Holes: Black and White

Lubos Motl has a new post up on Black Holes and White. I think that he gets a bit carried away with his theme that white holes are not time reversed black holes, but he makes some illuminating points. From the standpoint of pure general relativity, I think, it really is true that white holes are time reversed black holes - at least from the standpoint of a distant observer. There is one very important experimental fact about white holes: they don't seem to exist.

There is one sort of exception, however: the Big Bang. I asked him about this, and if I correctly understand his answer, it's this: entropy.

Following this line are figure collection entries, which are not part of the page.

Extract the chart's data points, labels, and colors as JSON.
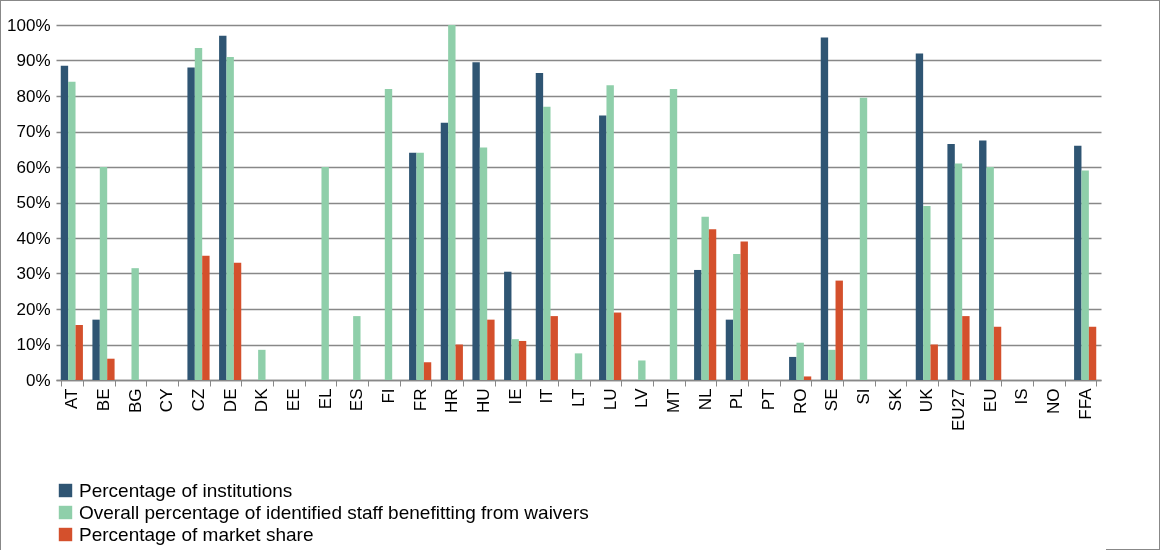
{
  "chart_data": {
    "type": "bar",
    "categories": [
      "AT",
      "BE",
      "BG",
      "CY",
      "CZ",
      "DE",
      "DK",
      "EE",
      "EL",
      "ES",
      "FI",
      "FR",
      "HR",
      "HU",
      "IE",
      "IT",
      "LT",
      "LU",
      "LV",
      "MT",
      "NL",
      "PL",
      "PT",
      "RO",
      "SE",
      "SI",
      "SK",
      "UK",
      "EU27",
      "EU",
      "IS",
      "NO",
      "FFA"
    ],
    "series": [
      {
        "name": "Percentage of institutions",
        "color": "#2f5573",
        "values": [
          88.5,
          17,
          null,
          null,
          88,
          97,
          null,
          null,
          null,
          null,
          null,
          64,
          72.5,
          89.5,
          30.5,
          86.5,
          null,
          74.5,
          null,
          null,
          31,
          17,
          null,
          6.5,
          96.5,
          null,
          null,
          92,
          66.5,
          67.5,
          null,
          null,
          66
        ]
      },
      {
        "name": "Overall percentage of identified staff benefitting from waivers",
        "color": "#8fcfaa",
        "values": [
          84,
          60,
          31.5,
          null,
          93.5,
          91,
          8.5,
          null,
          60,
          18,
          82,
          64,
          100,
          65.5,
          11.5,
          77,
          7.5,
          83,
          5.5,
          82,
          46,
          35.5,
          null,
          10.5,
          8.5,
          79.5,
          null,
          49,
          61,
          60,
          null,
          null,
          59
        ]
      },
      {
        "name": "Percentage of market share",
        "color": "#d4502c",
        "values": [
          15.5,
          6,
          null,
          null,
          35,
          33,
          null,
          null,
          null,
          null,
          null,
          5,
          10,
          17,
          11,
          18,
          null,
          19,
          null,
          null,
          42.5,
          39,
          null,
          1,
          28,
          null,
          null,
          10,
          18,
          15,
          null,
          null,
          15
        ]
      }
    ],
    "ylim": [
      0,
      100
    ],
    "yticks": [
      {
        "value": 0,
        "label": "0%"
      },
      {
        "value": 10,
        "label": "10%"
      },
      {
        "value": 20,
        "label": "20%"
      },
      {
        "value": 30,
        "label": "30%"
      },
      {
        "value": 40,
        "label": "40%"
      },
      {
        "value": 50,
        "label": "50%"
      },
      {
        "value": 60,
        "label": "60%"
      },
      {
        "value": 70,
        "label": "70%"
      },
      {
        "value": 80,
        "label": "80%"
      },
      {
        "value": 90,
        "label": "90%"
      },
      {
        "value": 100,
        "label": "100%"
      }
    ],
    "grid": "y",
    "legend": "bottom"
  }
}
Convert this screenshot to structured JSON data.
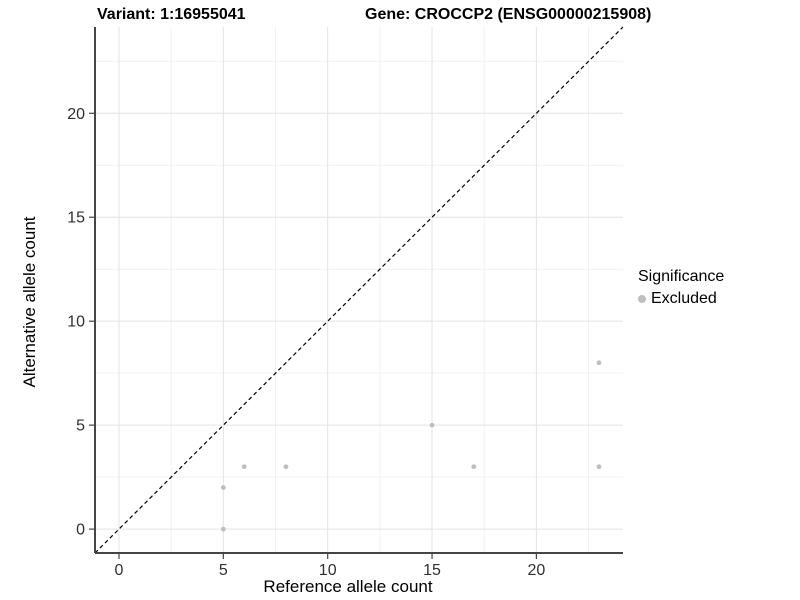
{
  "chart_data": {
    "type": "scatter",
    "title_left": "Variant: 1:16955041",
    "title_right": "Gene: CROCCP2 (ENSG00000215908)",
    "xlabel": "Reference allele count",
    "ylabel": "Alternative allele count",
    "x_ticks": [
      0,
      5,
      10,
      15,
      20
    ],
    "y_ticks": [
      0,
      5,
      10,
      15,
      20
    ],
    "minor_ticks": [
      2.5,
      7.5,
      12.5,
      17.5,
      22.5
    ],
    "axis_domain": [
      -1.15,
      24.15
    ],
    "grid": true,
    "reference_line": {
      "equation": "y = x",
      "style": "dashed",
      "color": "#000000"
    },
    "series": [
      {
        "name": "Excluded",
        "color": "#bebebe",
        "points": [
          [
            5,
            0
          ],
          [
            5,
            2
          ],
          [
            6,
            3
          ],
          [
            8,
            3
          ],
          [
            15,
            5
          ],
          [
            17,
            3
          ],
          [
            23,
            8
          ],
          [
            23,
            3
          ]
        ]
      }
    ],
    "legend": {
      "title": "Significance",
      "position": "right",
      "entries": [
        {
          "label": "Excluded",
          "color": "#bebebe",
          "marker": "circle"
        }
      ]
    },
    "colors": {
      "grid_major": "#e3e3e3",
      "grid_minor": "#f1f1f1",
      "axis_line": "#454545",
      "tick_text": "#303030",
      "background": "#ffffff"
    }
  }
}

Black holes have a very large entropy, but the big bang had extremely low entropy. I like this answer a lot, mostly because it takes us back to microphysics. What follows are my own thoughts, inspired by Lumo's comment but hardly his fault.

If we look at a black hole in terms of its interior, or maybe just its surface, as a seething mass of strings (or what have you), only an incredibly unlikely coincidence could correlate the momenta so precisely as to detonate the black hole as a white hole. (Like the shattered watch spontaneously reassembling itself times ten to the zillionth). The white hole at the beginning of time had to be different.

Perhaps that cosmic egg was in some state of very high symmetry such that it could only decay in some very precisely correlated way, such that the momenta really did conspire.